The Register Citizen (Torrington, CT)

Longtime town clerk won’t seek another term

- By Emily M. Olson

WINSTED — Town Clerk Sheila Sedlak won’t seek another term in office, saying it’s time to focus on family as well as to let someone new fill the post.

“After eight years as Assistant Town Clerk and 21 years as Town Clerk for the Town of Winchester, I have decided not to seek re-election in November and will retire at the end of my term on December 31,” Sedlak said in a statement Wednesday.

“I thought, give someone else a chance,” Sedlak said. “I do love what I’m doing, I don’t dread coming into work in the morning and I like helping people.

“But my family all want me to retire,” she said. “We’d like to do some traveling, and I want to be with my six grandkids. They’re all wonderful, beautiful kids and we’re close. Gramma does Sunday dinners a lot, and we have the kids up for those. We enjoy them so much.”

Mayor Candy Perez said the town will miss Sedlak.

“She (is) often the first person people will meet

when they come to Town Hall, and she always has a smile on,” Perez said. “She cares deeply for the town and our history, by being tenacious about restoring records. She also implemente­d many technologi­cal advances, and was always attending training at the state level, to make sure the clerk’s office was up to date. She always was thinking about the best interests of the community.”

Sedlak said she wanted to give the town plenty of notice to find her replacemen­t. “They have nine months to find someone,” she said.

Sedlak is a Democrat and has run on the party’s ticket for elections since 2000. It’s possible that the Democratic Town Committee will decide on a candidate during its caucus this summer.

“She’s the nicest person,” said Assistant Town Clerk Janice Flaherty.
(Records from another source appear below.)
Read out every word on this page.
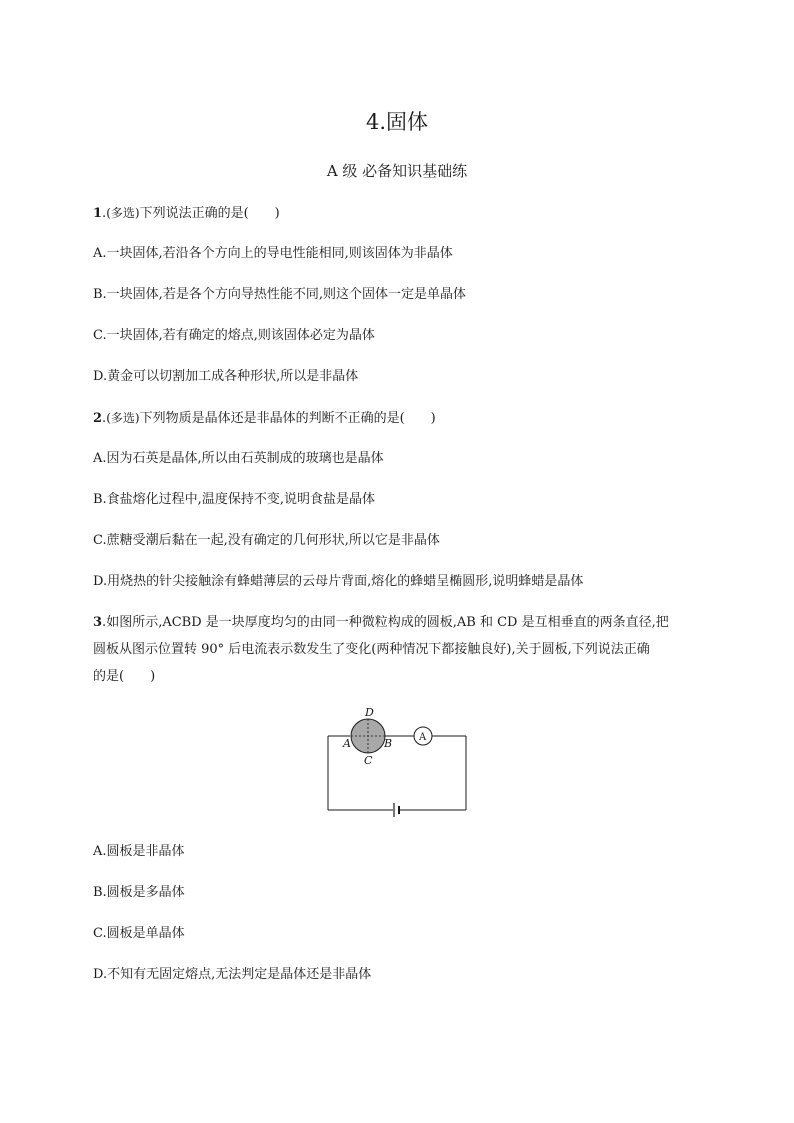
4.固体
A 级 必备知识基础练
1.(多选)下列说法正确的是(　　)
A.一块固体,若沿各个方向上的导电性能相同,则该固体为非晶体
B.一块固体,若是各个方向导热性能不同,则这个固体一定是单晶体
C.一块固体,若有确定的熔点,则该固体必定为晶体
D.黄金可以切割加工成各种形状,所以是非晶体
2.(多选)下列物质是晶体还是非晶体的判断不正确的是(　　)
A.因为石英是晶体,所以由石英制成的玻璃也是晶体
B.食盐熔化过程中,温度保持不变,说明食盐是晶体
C.蔗糖受潮后黏在一起,没有确定的几何形状,所以它是非晶体
D.用烧热的针尖接触涂有蜂蜡薄层的云母片背面,熔化的蜂蜡呈椭圆形,说明蜂蜡是晶体
3.如图所示,ACBD 是一块厚度均匀的由同一种微粒构成的圆板,AB 和 CD 是互相垂直的两条直径,把
圆板从图示位置转 90° 后电流表示数发生了变化(两种情况下都接触良好),关于圆板,下列说法正确
的是(　　)
A
D
A	B
C
A.圆板是非晶体
B.圆板是多晶体
C.圆板是单晶体
D.不知有无固定熔点,无法判定是晶体还是非晶体
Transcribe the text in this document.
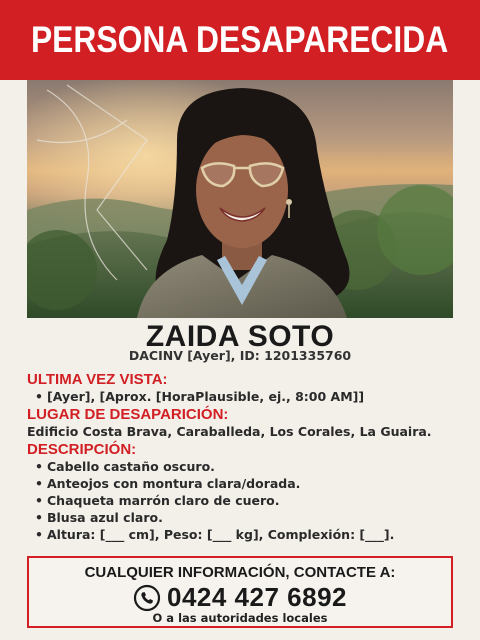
PERSONA DESAPARECIDA
ZAIDA SOTO
DACINV [Ayer], ID: 1201335760
ULTIMA VEZ VISTA:
• [Ayer], [Aprox. [HoraPlausible, ej., 8:00 AM]]
LUGAR DE DESAPARICIÓN:
Edificio Costa Brava, Caraballeda, Los Corales, La Guaira.
DESCRIPCIÓN:
• Cabello castaño oscuro.
• Anteojos con montura clara/dorada.
• Chaqueta marrón claro de cuero.
• Blusa azul claro.
• Altura: [___ cm], Peso: [___ kg], Complexión: [___].
CUALQUIER INFORMACIÓN, CONTACTE A:
0424 427 6892
O a las autoridades locales
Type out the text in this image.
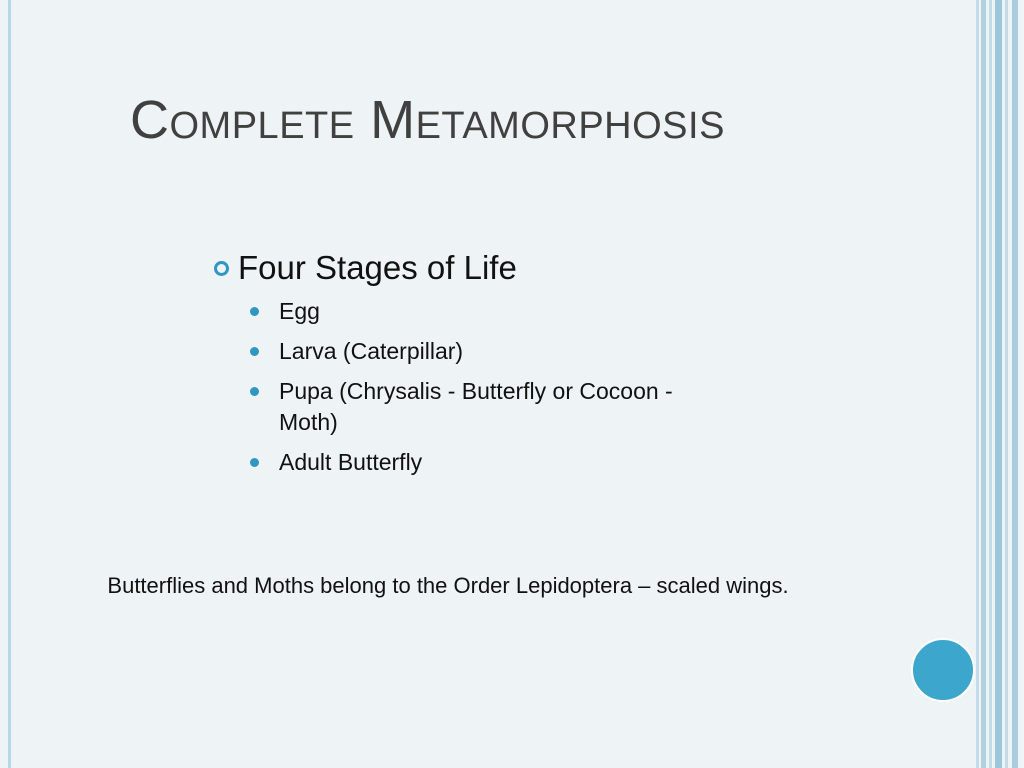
Complete Metamorphosis
Four Stages of Life
Egg
Larva (Caterpillar)
Pupa (Chrysalis - Butterfly or Cocoon - Moth)
Adult Butterfly
Butterflies and Moths belong to the Order Lepidoptera – scaled wings.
“We’ll miss her very much.”

Keeping records of the town’s history has always been a big part of her job. “I hope it will be someone who will come in and really care about history, and doesn’t just want to clean out files,” Sedlak said. “There’s a lot of history in this town and in this office, and I really want to protect it . ... After 28 years, I care.”

Sedlak share a particular memory, of helping people find informatio­n, that has stayed with her for many years.

“There was a family in town when the Gilbert Home (an orphanage) was open, and they had to put all of their kids there — three boys and a girl,” she said. “The girl was adopted, but the boys never were, and they grew up in the Gilbert Home. One day, the woman’s daughter-in-law called me and said, this woman had never met her brothers. I knew right where to go.

“I contacted the Gilbert School, because they kept the records private, but they did open them up for families,” Sedlak said. “I knew a man who had grown up at the home, and I called him up. He asked for her name, and told me the brothers were all still alive. In fact, one of them was his best friend, who lived in Torrington.”

The woman, who was in her 80s, was reunited with her three brothers. “It’s truly been my pleasure to have these opportunit­ies to help people,” Sedlak said.